Innovation should mean the challenging of prevailing discourses. This is an issue with big data at the moment: we gather the data, then figure out what we can use it for. This is a political act. We should do it the other way round.

Social media companies are engineering companies, and have limited diversity in their workforces. They reproduce assumptions of that particular cultural group (a theme picked up in a later discussion about the feminised labour carried out by Siri/Cortana). These companies have very conservative views of the future. They are not progressive and usually solidify and confirm the status quo. Judy concluded by broadly advocating progressive politics by private tech companies.

The Q&A opened up some further points for discussion. The rhythms of daily life were mentioned in the discussion, as well as their gendering. The overall impression was that wider sociology seems to have quite a 20th C perspective on things.

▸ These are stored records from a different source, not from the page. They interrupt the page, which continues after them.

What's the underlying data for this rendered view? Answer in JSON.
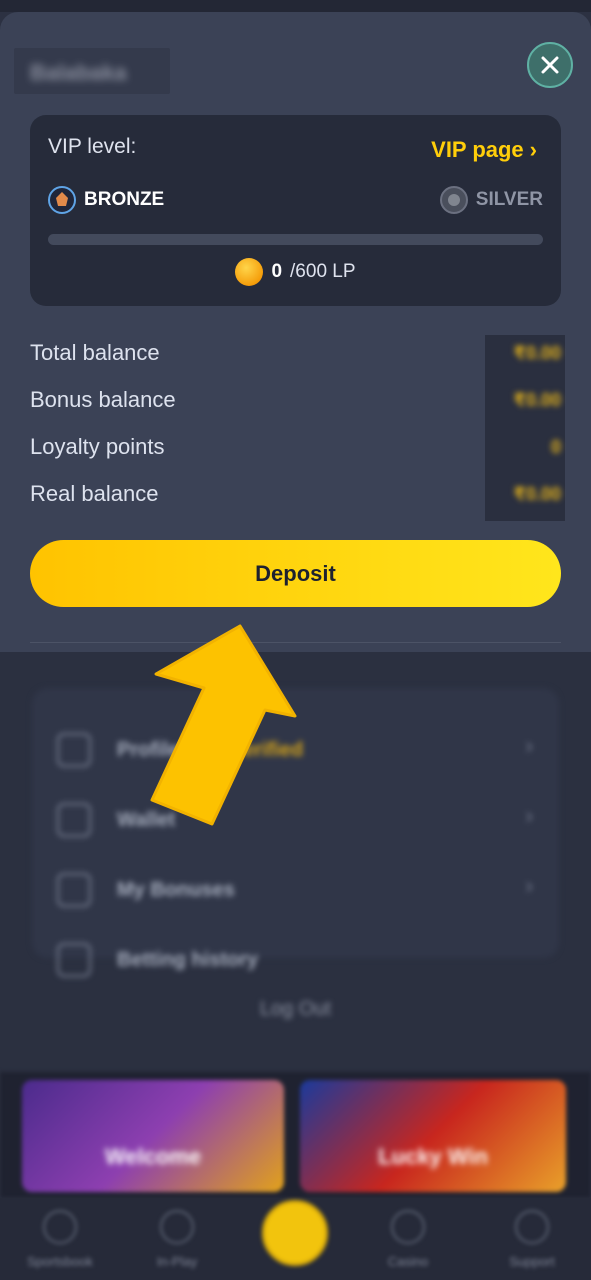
{
  "header": {
    "username": "Balabaka",
    "close_icon": "close-x-icon"
  },
  "vip": {
    "label": "VIP level:",
    "link": "VIP page",
    "link_chevron": "›",
    "current_tier": "BRONZE",
    "next_tier": "SILVER",
    "progress": 0,
    "points": "0",
    "points_max": "/600 LP"
  },
  "balances": [
    {
      "label": "Total balance",
      "value": "₹0.00"
    },
    {
      "label": "Bonus balance",
      "value": "₹0.00"
    },
    {
      "label": "Loyalty points",
      "value": "0"
    },
    {
      "label": "Real balance",
      "value": "₹0.00"
    }
  ],
  "deposit": {
    "label": "Deposit"
  },
  "menu": {
    "items": [
      {
        "label": "Profile",
        "note": "Unverified",
        "icon": "profile-icon"
      },
      {
        "label": "Wallet",
        "icon": "wallet-icon"
      },
      {
        "label": "My Bonuses",
        "icon": "gift-icon"
      },
      {
        "label": "Betting history",
        "icon": "history-icon"
      }
    ],
    "logout": "Log Out"
  },
  "banners": [
    {
      "text": "Welcome"
    },
    {
      "text": "Lucky Win"
    }
  ],
  "bottom_nav": [
    {
      "label": "Sportsbook"
    },
    {
      "label": "In-Play"
    },
    {
      "label": ""
    },
    {
      "label": "Casino"
    },
    {
      "label": "Support"
    }
  ],
  "colors": {
    "accent": "#ffce0a",
    "panel": "#3b4256",
    "card": "#262b3a",
    "arrow": "#fdc200"
  }
}
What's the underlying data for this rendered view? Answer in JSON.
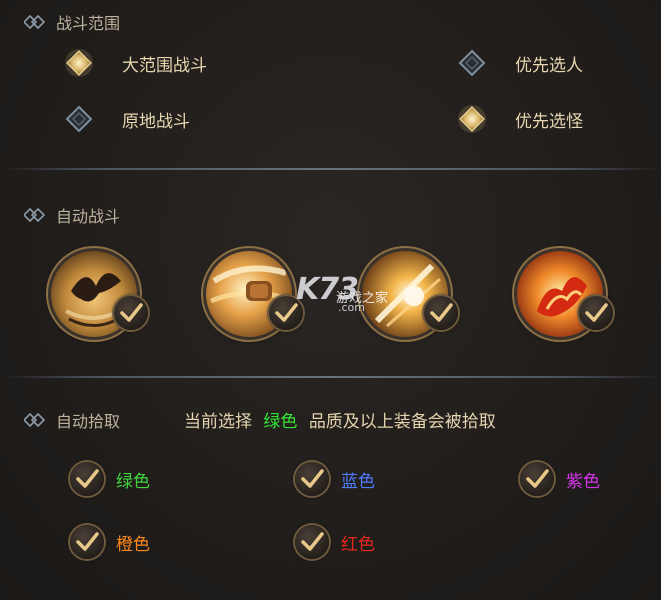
{
  "sections": {
    "range": {
      "title": "战斗范围",
      "options": [
        {
          "label": "大范围战斗",
          "selected": true
        },
        {
          "label": "优先选人",
          "selected": false
        },
        {
          "label": "原地战斗",
          "selected": false
        },
        {
          "label": "优先选怪",
          "selected": true
        }
      ]
    },
    "auto_fight": {
      "title": "自动战斗",
      "skills": [
        {
          "icon": "dark-bird-skill-icon",
          "checked": true
        },
        {
          "icon": "fist-strike-skill-icon",
          "checked": true
        },
        {
          "icon": "slash-burst-skill-icon",
          "checked": true
        },
        {
          "icon": "fire-phoenix-skill-icon",
          "checked": true
        }
      ]
    },
    "auto_pick": {
      "title": "自动拾取",
      "desc_prefix": "当前选择",
      "desc_highlight": "绿色",
      "desc_suffix": "品质及以上装备会被拾取",
      "qualities": [
        {
          "label": "绿色",
          "color": "#3fd63f",
          "checked": true
        },
        {
          "label": "蓝色",
          "color": "#4f7bff",
          "checked": true
        },
        {
          "label": "紫色",
          "color": "#d434e8",
          "checked": true
        },
        {
          "label": "橙色",
          "color": "#ff8a1c",
          "checked": true
        },
        {
          "label": "红色",
          "color": "#e8261c",
          "checked": true
        }
      ]
    }
  },
  "watermark": {
    "big": "K73",
    "small": "游戏之家",
    "domain": ".com"
  },
  "colors": {
    "gold_check": "#e8c98a",
    "divider": "#6a7282",
    "highlight_green": "#33e636"
  }
}
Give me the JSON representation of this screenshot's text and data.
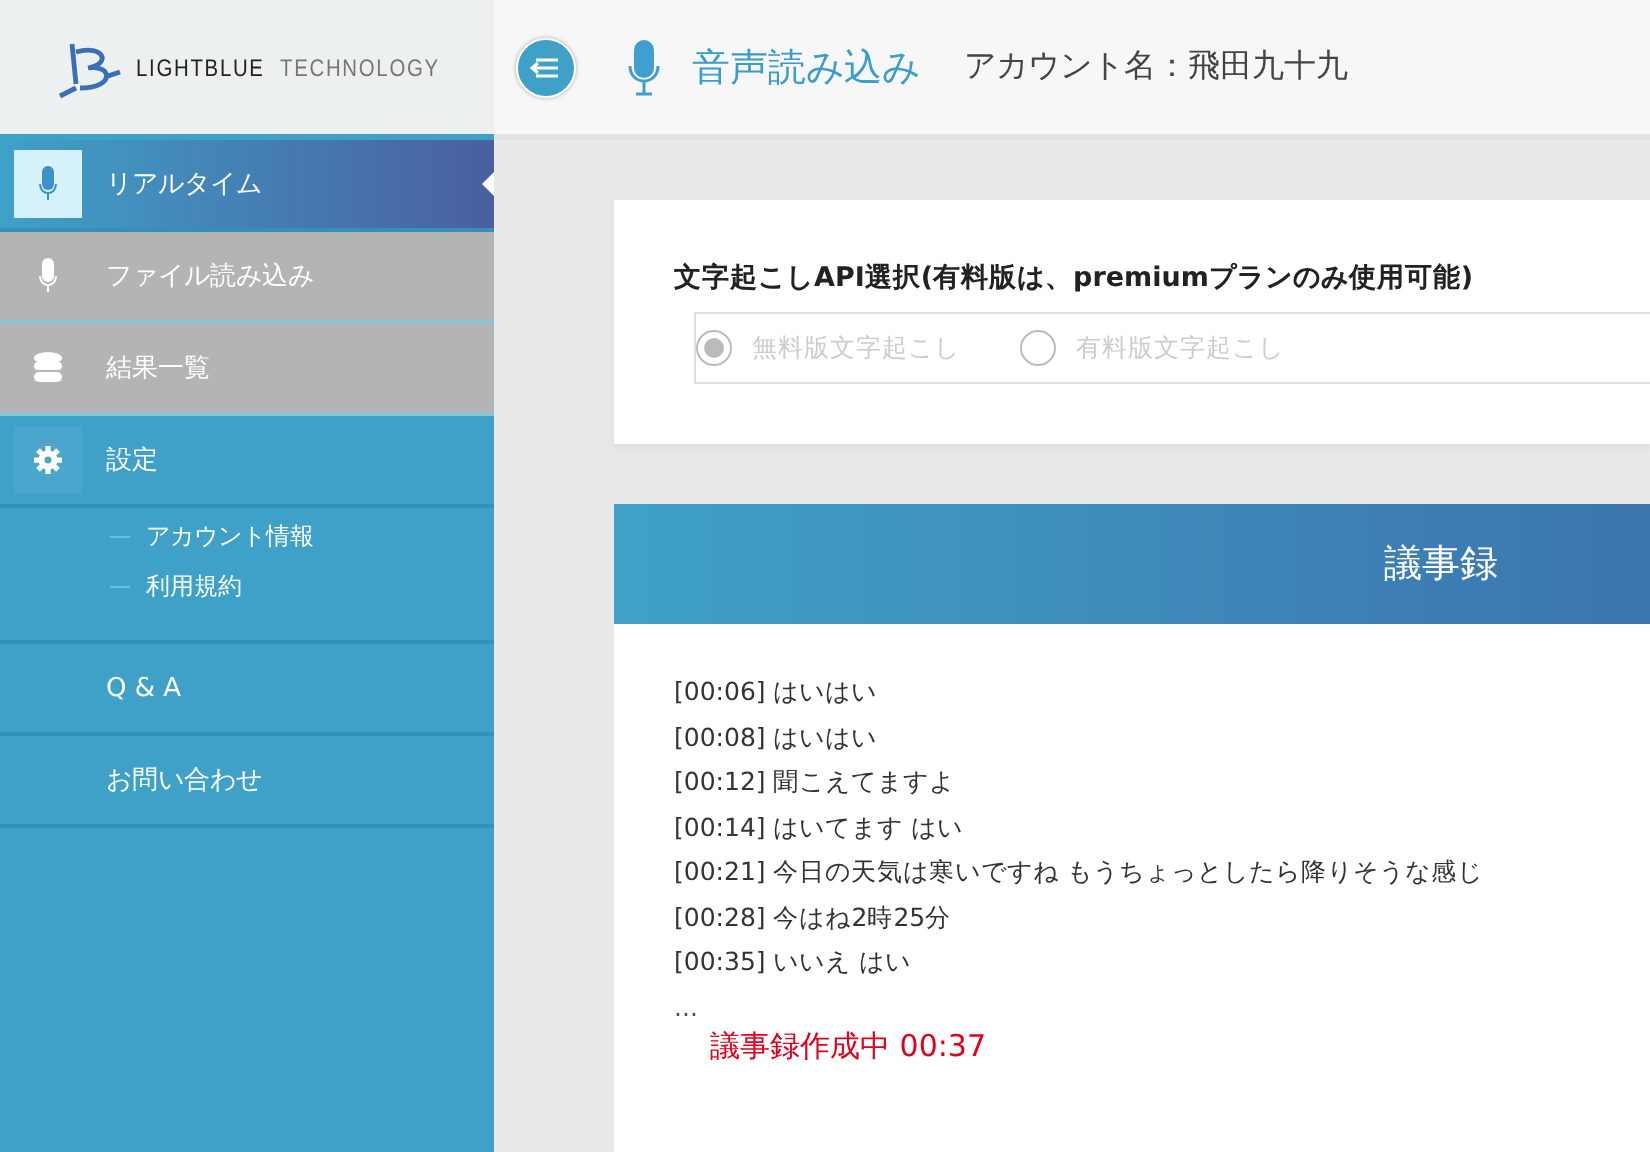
{
  "logo": {
    "brand": "LIGHTBLUE",
    "suffix": "TECHNOLOGY"
  },
  "header": {
    "title": "音声読み込み",
    "account": "アカウント名：飛田九十九"
  },
  "sidebar": {
    "items": [
      {
        "label": "リアルタイム",
        "selected": true,
        "disabled": false
      },
      {
        "label": "ファイル読み込み",
        "selected": false,
        "disabled": true
      },
      {
        "label": "結果一覧",
        "selected": false,
        "disabled": true
      },
      {
        "label": "設定",
        "selected": false,
        "disabled": false,
        "children": [
          {
            "label": "アカウント情報"
          },
          {
            "label": "利用規約"
          }
        ]
      },
      {
        "label": "Q & A",
        "selected": false,
        "disabled": false
      },
      {
        "label": "お問い合わせ",
        "selected": false,
        "disabled": false
      }
    ]
  },
  "api_select": {
    "label": "文字起こしAPI選択(有料版は、premiumプランのみ使用可能)",
    "disabled": true,
    "options": [
      {
        "label": "無料版文字起こし",
        "selected": true
      },
      {
        "label": "有料版文字起こし",
        "selected": false
      }
    ]
  },
  "minutes": {
    "title": "議事録",
    "lines": [
      "[00:06] はいはい",
      "[00:08] はいはい",
      "[00:12] 聞こえてますよ",
      "[00:14] はいてます はい",
      "[00:21] 今日の天気は寒いですね もうちょっとしたら降りそうな感じ",
      "[00:28] 今はね2時25分",
      "[00:35] いいえ はい"
    ],
    "ellipsis": "...",
    "status": {
      "label": "議事録作成中",
      "time": "00:37"
    }
  }
}
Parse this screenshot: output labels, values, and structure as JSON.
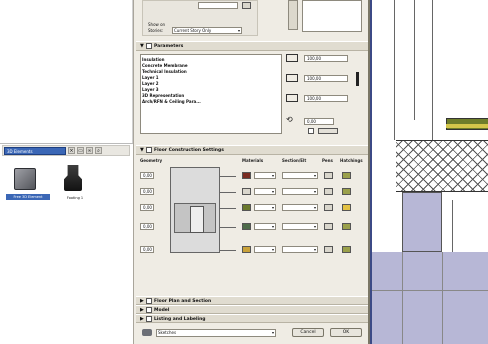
{
  "library": {
    "folder_label": "3D Elements",
    "items": [
      {
        "label": "Free 3D Element"
      },
      {
        "label": "Footing 1"
      }
    ]
  },
  "dialog": {
    "top": {
      "show_on_label": "Show on",
      "stories_label": "Stories:",
      "stories_value": "Current Story Only"
    },
    "parameters": {
      "title": "Parameters",
      "list": [
        "Insulation",
        "Concrete Membrane",
        "Technical Insulation",
        "Layer 1",
        "Layer 2",
        "Layer 3",
        "3D Representation",
        "Arch/RFN & Ceiling Para..."
      ],
      "fields": [
        "100,00",
        "100,00",
        "100,00",
        "0,00"
      ]
    },
    "floor_construction": {
      "title": "Floor Construction Settings",
      "geometry_label": "Geometry",
      "headers": [
        "Materials",
        "Section/Elt",
        "Pens",
        "Hatchings"
      ],
      "rows": [
        {
          "dim": "0,00",
          "swatch": "#7a2c22"
        },
        {
          "dim": "0,00",
          "swatch": "#d9d6cc"
        },
        {
          "dim": "0,00",
          "swatch": "#6b7a2e"
        },
        {
          "dim": "0,00",
          "swatch": "#4e6c4a"
        },
        {
          "dim": "0,00",
          "swatch": "#c9a23a"
        }
      ]
    },
    "collapsed_sections": [
      "Floor Plan and Section",
      "Model",
      "Listing and Labeling"
    ],
    "footer": {
      "layer_value": "Sketches",
      "cancel_label": "Cancel",
      "ok_label": "OK"
    }
  },
  "colors": {
    "selection": "#3b67b6",
    "dialog_bg": "#efece4",
    "plan_fill": "#b7b7d6"
  }
}
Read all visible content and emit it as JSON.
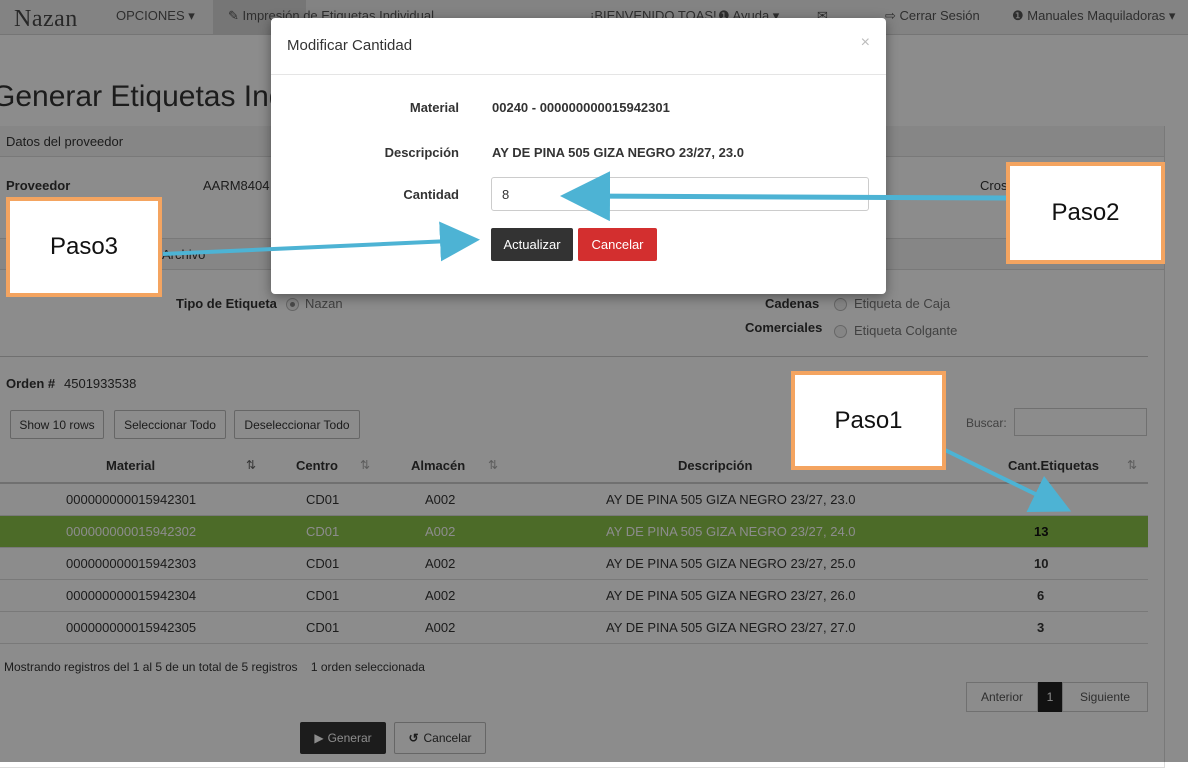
{
  "navbar": {
    "brand": "Nazan",
    "opciones": "OPCIONES ▾",
    "impresion": "✎ Impresión de Etiquetas Individual",
    "bienvenido": "¡BIENVENIDO TOAS!",
    "ayuda": "❶ Ayuda ▾",
    "cerrar": "⇨ Cerrar Sesión",
    "manuales": "❶ Manuales Maquiladoras ▾"
  },
  "page": {
    "title": "Generar Etiquetas Indiv",
    "panel_title": "Datos del proveedor",
    "proveedor_label": "Proveedor",
    "proveedor_value": "AARM8404",
    "cross_label": "Cros",
    "tab_label": "Archivo",
    "tipo_label": "Tipo de Etiqueta",
    "tipo_option": "Nazan",
    "cadenas_label": "Cadenas",
    "comerciales_label": "Comerciales",
    "opt_caja": "Etiqueta de Caja",
    "opt_colgante": "Etiqueta Colgante",
    "orden_label": "Orden #",
    "orden_value": "4501933538"
  },
  "toolbar": {
    "show_rows": "Show 10 rows",
    "select_all": "Seleccionar Todo",
    "deselect_all": "Deseleccionar Todo",
    "search_label": "Buscar:"
  },
  "table": {
    "headers": [
      "Material",
      "Centro",
      "Almacén",
      "Descripción",
      "Cant.Etiquetas"
    ],
    "rows": [
      {
        "material": "000000000015942301",
        "centro": "CD01",
        "almacen": "A002",
        "descripcion": "AY DE PINA 505 GIZA NEGRO 23/27, 23.0",
        "cantidad": ""
      },
      {
        "material": "000000000015942302",
        "centro": "CD01",
        "almacen": "A002",
        "descripcion": "AY DE PINA 505 GIZA NEGRO 23/27, 24.0",
        "cantidad": "13"
      },
      {
        "material": "000000000015942303",
        "centro": "CD01",
        "almacen": "A002",
        "descripcion": "AY DE PINA 505 GIZA NEGRO 23/27, 25.0",
        "cantidad": "10"
      },
      {
        "material": "000000000015942304",
        "centro": "CD01",
        "almacen": "A002",
        "descripcion": "AY DE PINA 505 GIZA NEGRO 23/27, 26.0",
        "cantidad": "6"
      },
      {
        "material": "000000000015942305",
        "centro": "CD01",
        "almacen": "A002",
        "descripcion": "AY DE PINA 505 GIZA NEGRO 23/27, 27.0",
        "cantidad": "3"
      }
    ],
    "selected_row": 1,
    "info": "Mostrando registros del 1 al 5 de un total de 5 registros    1 orden seleccionada"
  },
  "pagination": {
    "prev": "Anterior",
    "current": "1",
    "next": "Siguiente"
  },
  "actions": {
    "generar": "Generar",
    "cancelar": "Cancelar"
  },
  "modal": {
    "title": "Modificar Cantidad",
    "close": "×",
    "material_label": "Material",
    "material_value": "00240 - 000000000015942301",
    "descripcion_label": "Descripción",
    "descripcion_value": "AY DE PINA 505 GIZA NEGRO 23/27, 23.0",
    "cantidad_label": "Cantidad",
    "cantidad_value": "8",
    "update_button": "Actualizar",
    "cancel_button": "Cancelar"
  },
  "callouts": {
    "paso1": "Paso1",
    "paso2": "Paso2",
    "paso3": "Paso3"
  },
  "colors": {
    "selected_row": "#8bc34a",
    "update_button": "#333333",
    "cancel_button": "#d32f2f",
    "callout_border": "#f4a460",
    "arrow": "#4db3d4"
  }
}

Olia Lialina in conversation with Karen Archey

Karen had pulled together a PPT that allowed Olia to talk through some of the major themes in her work. Olia’s work in the 1990s was about mixing cyber-ideologies and net.language. Net.art was in part about revealing material infrastructure, something that I feel persists in a lot of contemporary work. This was quite an informally structured session, and some of the bullet point themes emerging from it are to do with speed and slowness. Lialina chokes the bandwidth on her server so that works from 1996 are downloaded at 1996-like speeds. She also spoke of how screenshots of the work seem “more alive” to her now than the works themselves.

Her more recent projects have been about the preservation of digital folklore, specifically the user culture of Geocities. These websites were built “before the internet became a mass medium”, although I take issue with this in relation to Toffler’s idea of “demassification”.

One of the more interesting slides of hers described a paradigm of user interface design from the 1990s that was designed to make the computer invisible. In UX design terms,

Computer => Technology

Interface => Experience

Users => People

By not using the word “users”, social media companies began a process of creating frictionless experiences that obscure the infrastructure of the internet. When computers become invisible, the political paradigms that they are constructed around become embedded, non-contestable, invisible too.

Panel Discussion

Hito Steyerl chaired this session, and framed the discussion firstly around the history that ran parallel to the developments under discussion: the fragmentation of the USSR and Yugoslavia, the Gulf war, 9/11, the second Gulf War, Snowden. She also prompted the panel to discuss the issue of latency.

In Bitnik’s work, latency is in the latent potential of the black box, in the Assange piece. In Lialina’s, it’s in the websites that were never completed.

Wajcman described latency as to do with the speed that data moves at. She used the example of high-speed financial trading, where data moves faster than humans can perceive, and therefore algorithms are now doing the trading.

There was a discussion then about labour conditions, a theme that kept returning throughout the conference. HS described being an artist as a specific example of labour, one that is mostly freelanced and where units of work are parcelled out in identifiable bunches. She also began to talk about territorialisation: where objects are sited is one of their most problematic properties. This is of interest to Bitnik. Are immaterial artworks deterritorialised? What’s the legal ownership status of digital resources?

There was then a question about what FOMO meant to each of the panel. After some charming confusion they all gave their answer. Karen Archey’s answer was most compelling: fear of not having your voice heard.